I have quite a big number of proxies under my support.
Management would like to collect analytics data
(app names, user names, dates-times & so on)
from all of the proxies & export data to BigQuery.
Exported data is going to be consumed &
processed by some Machine Learning.

Given:

  • many proxies.
  • following Data Collectors: "dc_app_name", "dc_req_email",
    "dc_req_username", "dc_response_header_date" & so on.
  • separate DataCapture policies in each proxy.
  • OR SharedFlow with DataCapture policy.


My question is, what are the best practices for the "Data Collectors" & "DataCapture" policy?
Specifically, from the documentation & my tiny Proof Of Concept, it seems to me that
at first look,

Apigee Hybrid captures data, e.g. emails from all the many proxies
into the single "dc_req_email" resulting that all the emails from all proxies being stored mixed,
"Many proxies - to One data collector (emails)".

However,  in the DataCapture policy  |  Apigee X  |  Google Cloud there is a note:

Show More
  • If you use a Data Collector in multiple policies, the captured data will be overwritten by the last policy that executes.
0 3 472
3 REPLIES 3

I am hoping that maybe @dknezic @dchiesa1 @shirishv @markjkelly @kurtkanaskie has some advice.

Many dimensions and metrics are already captured in analytics by default, and this also includes the ones you're referring to. You can refer to the list here

The data capture policy can be used to supplement this list with your own additional analytics custom dimensions. As mentioned, you'll want to have only a single data capture policy in your API proxy if you end up needing to use it. 
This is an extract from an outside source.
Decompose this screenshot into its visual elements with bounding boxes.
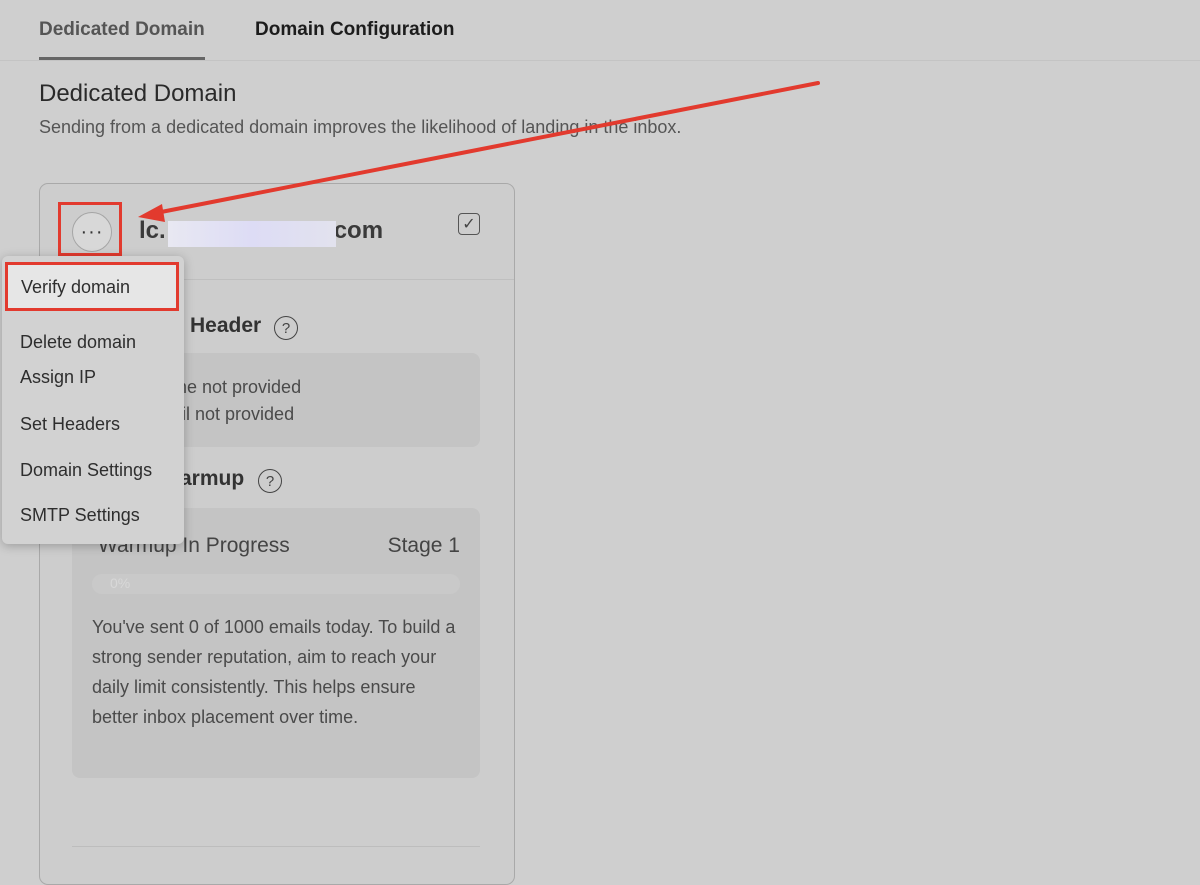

The built in analytics collects aggregate data based on the metrics and dimensions, but not message content (e.g. headers, request body content), so you would need to use the Data Capture policy for those fields. You can place multiple Capture elements in that policy.

For example:

<DataCapture name="DC-custom" continueOnError="false" enabled="true">
    <IgnoreUnresolvedVariables>true</IgnoreUnresolvedVariables>
    <Capture>
        <Collect ref="flow.username" default="0"/>
        <DataCollector>dc_req_username</DataCollector>
    </Capture>
    <Capture>
        <Collect ref="flow.useremail" default="0"/>
        <DataCollector>dc_req_email</DataCollector>
    </Capture>
</DataCapture>

 

Since you've looked at Data Capture you may have seen Exporting data from Analytics which describes how you can export data to Big Query. This will include your custom data.